ASABA, DELTA STATE — Former Labour Party presidential candidate Peter Obi on Saturday said Nigeria is facing a deepening crisis of poverty, hunger and insecurity, calling on citizens to unite across ethnic and religious lines ahead of the 2027 general elections. Obi spoke in Asaba during the formal declaration and integration of the Delta State Obidient Movement into the African Democratic Congress (ADC), a move that signals evolving opposition alignments ahead of the next national poll.
In his remarks, Obi said Nigeria now has “about 150 million” people living below the poverty line and described the trend as unacceptable for a country of Nigeria’s size and resources. He argued that worsening hardship has made identity politics less relevant to daily survival, saying neither tribe nor religion makes basic goods cheaper for ordinary Nigerians. He also criticized post-subsidy economic management, alleging that federal borrowing has accelerated since fuel subsidy removal.
Obi further claimed that Nigeria has become one of the world’s most insecure and hungriest countries, framing governance failure as the central driver of the crisis. “This country is not poor; it is being badly led,” he said, insisting that the ADC platform must focus on practical fixes rather than rhetoric. Senator Andrew Uchendu, ADC Deputy National Chairman (South-South), echoed that message, saying the country has underperformed across key sectors.
Recent humanitarian and security data broadly support concerns about severe distress, though some political figures’ headline comparisons remain contested. The UN warned in January that about 35 million Nigerians are at risk of hunger in 2026 amid aid shortfalls and insecurity in conflict-affected regions. Separately, the 2025 Global Hunger Index ranks Nigeria among the worst-performing countries, with a “serious” hunger score.
On poverty, Nigeria’s own 2022 Multidimensional Poverty Index estimated roughly 133 million people as multidimensionally poor at that time.

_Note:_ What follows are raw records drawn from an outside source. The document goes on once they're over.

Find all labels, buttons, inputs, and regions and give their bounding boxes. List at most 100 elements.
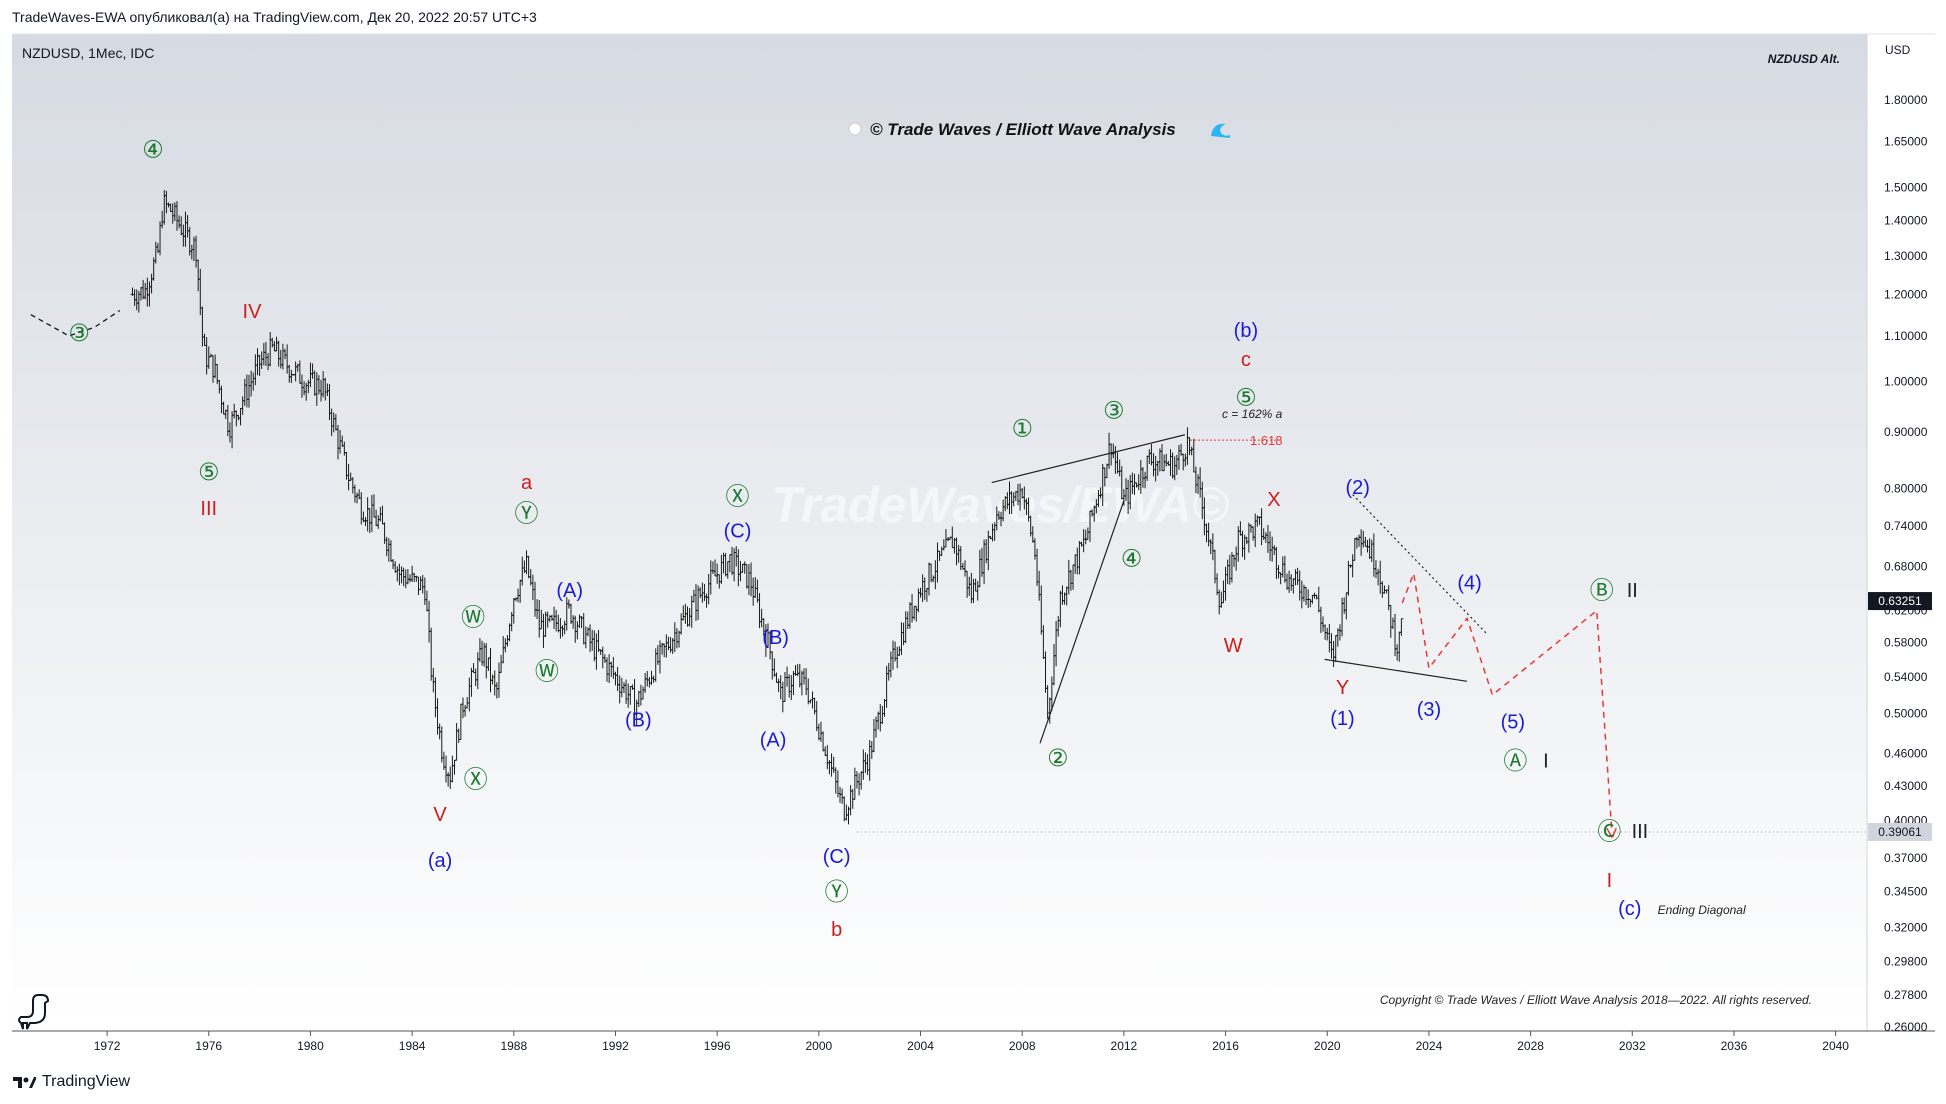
price-tick-label: 1.30000 — [1884, 249, 1928, 263]
wave-label: I — [1607, 870, 1613, 892]
wave-label: (C) — [823, 846, 851, 868]
time-tick-label: 2036 — [1721, 1039, 1748, 1053]
price-tick-label: 0.90000 — [1884, 425, 1928, 439]
price-tick-label: 0.34500 — [1884, 884, 1928, 898]
time-tick-label: 2004 — [907, 1039, 934, 1053]
price-tick-label: 0.32000 — [1884, 921, 1928, 935]
time-tick-label: 2020 — [1314, 1039, 1341, 1053]
wave-label: ① — [1011, 414, 1033, 442]
time-tick-label: 1972 — [94, 1039, 121, 1053]
wave-label: (5) — [1501, 712, 1525, 734]
low-price-bg — [1868, 822, 1932, 841]
wave-label: b — [831, 919, 842, 941]
time-tick-label: 2024 — [1416, 1039, 1443, 1053]
time-tick-label: 1988 — [500, 1039, 527, 1053]
dino-icon[interactable] — [18, 994, 50, 1030]
wave-icon — [1211, 123, 1230, 138]
wave-label: (3) — [1417, 699, 1441, 721]
wave-label: II — [1627, 580, 1638, 602]
wave-label: III — [1632, 821, 1649, 843]
wave-label: (c) — [1618, 898, 1641, 920]
wave-label: Ⓧ — [726, 483, 750, 511]
price-tick-label: 0.68000 — [1884, 559, 1928, 573]
wave-label: Y — [1336, 677, 1349, 699]
symbol-info: NZDUSD, 1Мес, IDC — [22, 45, 154, 61]
wave-label: (C) — [724, 521, 752, 543]
wave-label: (B) — [762, 627, 789, 649]
price-tick-label: 0.29800 — [1884, 955, 1928, 969]
time-tick-label: 2032 — [1619, 1039, 1646, 1053]
wave-label: I — [1543, 750, 1549, 772]
wave-label: ③ — [68, 319, 90, 347]
wave-label: Ⓦ — [461, 603, 485, 631]
plot-background — [12, 34, 1867, 1031]
ending-diagonal-label: Ending Diagonal — [1658, 903, 1746, 917]
price-tick-label: 0.26000 — [1884, 1020, 1928, 1034]
price-tick-label: 0.80000 — [1884, 482, 1928, 496]
time-tick-label: 1992 — [602, 1039, 629, 1053]
early-history-dashed-line — [30, 309, 121, 337]
price-axis-ticks: 1.80000 1.65000 1.50000 1.40000 1.30000 1.200… — [1884, 93, 1928, 1034]
wave-label: Ⓐ — [1503, 747, 1527, 775]
projection-layer — [1401, 570, 1612, 832]
price-tick-label: 0.74000 — [1884, 519, 1928, 533]
price-tick-label: 1.40000 — [1884, 213, 1928, 227]
wave-label: III — [200, 498, 217, 520]
wave-label: Ⓧ — [464, 765, 488, 793]
price-tick-label: 1.10000 — [1884, 329, 1928, 343]
wave-label: ② — [1047, 744, 1069, 772]
time-axis-ticks: 1972 1976 1980 1984 1988 1992 1996 2000 2004 2008… — [94, 1031, 1849, 1053]
wave-label: ③ — [1103, 396, 1125, 424]
price-tick-label: 1.20000 — [1884, 287, 1928, 301]
footer-brand: TradingView — [42, 1073, 131, 1090]
wave-label: (A) — [760, 730, 787, 752]
price-tick-label: 1.80000 — [1884, 93, 1928, 107]
low-price-value: 0.39061 — [1878, 825, 1922, 839]
wave-label: Ⓨ — [515, 499, 539, 527]
wave-labels-layer: ③④IV⑤IIIV(a)ⓌⓍaⓎⓌ(A)(B)Ⓧ(C)(B)(A)(C)Ⓨb①②… — [68, 135, 1648, 940]
top-right-label: NZDUSD Alt. — [1768, 52, 1840, 66]
time-tick-label: 1980 — [297, 1039, 324, 1053]
price-tick-label: 0.37000 — [1884, 851, 1928, 865]
wave-label: Ⓨ — [825, 878, 849, 906]
brand-title-text: © Trade Waves / Elliott Wave Analysis — [870, 120, 1176, 139]
fib-level-label: 1.618 — [1250, 433, 1283, 448]
brand-title: © Trade Waves / Elliott Wave Analysis — [848, 120, 1230, 139]
published-line: TradeWaves-EWA опубликовал(а) на Trading… — [12, 9, 537, 25]
price-tick-label: 0.50000 — [1884, 707, 1928, 721]
wave-label: Ⓒ — [1597, 818, 1621, 846]
wave-label: (1) — [1330, 708, 1354, 730]
time-tick-label: 2040 — [1822, 1039, 1849, 1053]
last-price-value: 0.63251 — [1878, 594, 1922, 608]
copyright-text: Copyright © Trade Waves / Elliott Wave A… — [1380, 993, 1812, 1007]
trendline — [991, 434, 1186, 484]
price-series-layer — [130, 189, 1404, 825]
last-price-bg — [1868, 592, 1932, 611]
trendline — [1324, 658, 1468, 682]
time-tick-label: 2012 — [1111, 1039, 1138, 1053]
wave-label: (B) — [625, 710, 652, 732]
wave-label: (A) — [556, 580, 583, 602]
wave-label: (b) — [1234, 320, 1258, 342]
price-tick-label: 1.65000 — [1884, 135, 1928, 149]
wave-label: Ⓦ — [535, 657, 559, 685]
price-tick-label: 0.46000 — [1884, 747, 1928, 761]
low-price-tag: 0.39061 — [1868, 822, 1932, 841]
wave-label: (4) — [1457, 573, 1481, 595]
wave-label: Ⓑ — [1590, 577, 1614, 605]
price-tick-label: 1.50000 — [1884, 180, 1928, 194]
wave-label: W — [1224, 635, 1243, 657]
watermark: TradeWaves/EWA© — [771, 477, 1229, 533]
projection-path — [1401, 570, 1612, 832]
price-tick-label: 0.43000 — [1884, 779, 1928, 793]
fib-note: c = 162% a — [1222, 407, 1283, 421]
wave-label: (2) — [1346, 477, 1370, 499]
wave-label: V — [433, 804, 447, 826]
currency-label: USD — [1885, 43, 1911, 57]
last-price-tag: 0.63251 — [1868, 592, 1932, 611]
tradingview-logo-icon — [13, 1077, 36, 1088]
wave-label: IV — [243, 301, 263, 323]
wave-label: a — [521, 472, 533, 494]
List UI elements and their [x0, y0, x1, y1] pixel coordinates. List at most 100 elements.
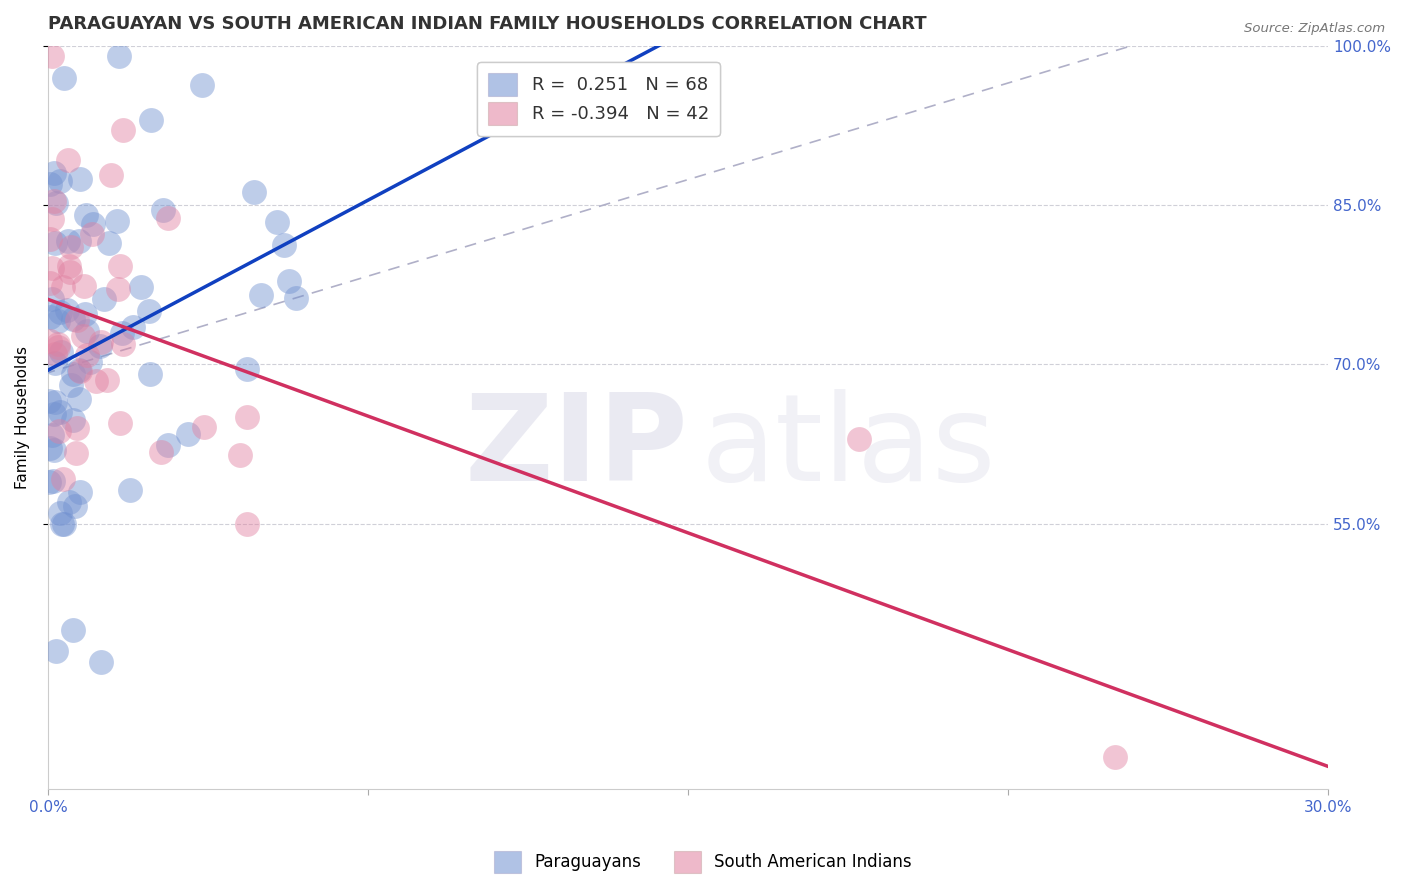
- Point: [46, 314, 69, 328]
- Point: [67, 234, 90, 248]
- Point: [177, 426, 200, 441]
- Text: Source: ZipAtlas.com: Source: ZipAtlas.com: [1244, 22, 1385, 36]
- Point: [41, 260, 63, 275]
- Point: [249, 288, 271, 302]
- Point: [90, 335, 112, 350]
- Point: [112, 336, 135, 351]
- Point: [41, 292, 63, 306]
- Point: [65, 445, 87, 459]
- Point: [44, 407, 66, 421]
- Point: [39, 334, 62, 349]
- Y-axis label: Family Households: Family Households: [15, 346, 30, 489]
- Point: [42, 442, 65, 457]
- Point: [98, 235, 121, 250]
- Point: [58, 495, 80, 509]
- Point: [44, 356, 66, 370]
- Point: [273, 237, 295, 252]
- Point: [49, 174, 72, 188]
- Point: [193, 419, 215, 434]
- Point: [111, 123, 134, 137]
- Point: [58, 153, 80, 167]
- Point: [42, 194, 65, 208]
- Point: [49, 405, 72, 419]
- Point: [49, 506, 72, 520]
- Point: [60, 378, 83, 392]
- Point: [67, 363, 90, 377]
- Point: [66, 421, 89, 435]
- Point: [105, 214, 128, 228]
- Point: [285, 291, 308, 305]
- Point: [44, 395, 66, 409]
- Point: [236, 362, 259, 376]
- Point: [75, 307, 97, 321]
- Point: [41, 211, 63, 226]
- Point: [52, 279, 75, 293]
- Point: [58, 265, 80, 279]
- Point: [69, 172, 91, 186]
- Point: [39, 232, 62, 246]
- Point: [46, 340, 69, 354]
- Point: [236, 516, 259, 531]
- Point: [90, 655, 112, 669]
- Point: [235, 409, 257, 424]
- Point: [62, 623, 84, 637]
- Point: [89, 339, 111, 353]
- Point: [243, 185, 266, 199]
- Point: [76, 348, 98, 362]
- Point: [45, 195, 67, 210]
- Point: [96, 373, 118, 387]
- Point: [129, 280, 152, 294]
- Point: [75, 208, 97, 222]
- Point: [38, 310, 60, 325]
- Point: [118, 483, 141, 497]
- Text: PARAGUAYAN VS SOUTH AMERICAN INDIAN FAMILY HOUSEHOLDS CORRELATION CHART: PARAGUAYAN VS SOUTH AMERICAN INDIAN FAMI…: [48, 15, 927, 33]
- Point: [277, 274, 299, 288]
- Point: [45, 644, 67, 658]
- Point: [62, 312, 84, 326]
- Point: [107, 282, 129, 296]
- Point: [84, 375, 107, 389]
- Point: [69, 484, 91, 499]
- Text: ZIP: ZIP: [464, 389, 688, 506]
- Point: [156, 211, 179, 225]
- Point: [44, 235, 66, 250]
- Point: [138, 367, 160, 381]
- Point: [63, 499, 86, 513]
- Text: atlas: atlas: [702, 389, 997, 506]
- Point: [69, 364, 91, 378]
- Point: [67, 392, 90, 407]
- Point: [93, 292, 115, 306]
- Point: [49, 305, 72, 319]
- Point: [56, 302, 79, 317]
- Point: [139, 113, 162, 128]
- Point: [48, 425, 70, 439]
- Point: [110, 326, 132, 340]
- Point: [42, 166, 65, 180]
- Point: [38, 475, 60, 489]
- Point: [72, 329, 94, 343]
- Point: [108, 417, 131, 431]
- Point: [82, 218, 104, 232]
- Point: [72, 278, 94, 293]
- Point: [58, 259, 80, 273]
- Point: [65, 312, 87, 326]
- Point: [39, 276, 62, 290]
- Point: [82, 227, 104, 242]
- Point: [62, 368, 84, 382]
- Point: [39, 177, 62, 191]
- Point: [79, 355, 101, 369]
- Point: [38, 394, 60, 409]
- Point: [49, 345, 72, 359]
- Point: [56, 235, 79, 249]
- Point: [108, 49, 131, 63]
- Point: [229, 448, 252, 462]
- Point: [59, 240, 82, 254]
- Point: [266, 215, 288, 229]
- Point: [156, 438, 179, 452]
- Point: [152, 202, 174, 217]
- Point: [1104, 750, 1126, 764]
- Point: [191, 78, 214, 93]
- Point: [100, 168, 122, 182]
- Point: [53, 70, 76, 85]
- Point: [41, 428, 63, 442]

World Bank datasets also show high poverty incidence by national and international lines, but methodologies differ, making cross-country political comparisons difficult without specifying the metric and year.
With campaigning blocs beginning to reposition two years before the vote, Obi’s Asaba speech appears aimed at converting economic frustration into a broader anti-incumbent coalition message for 2027.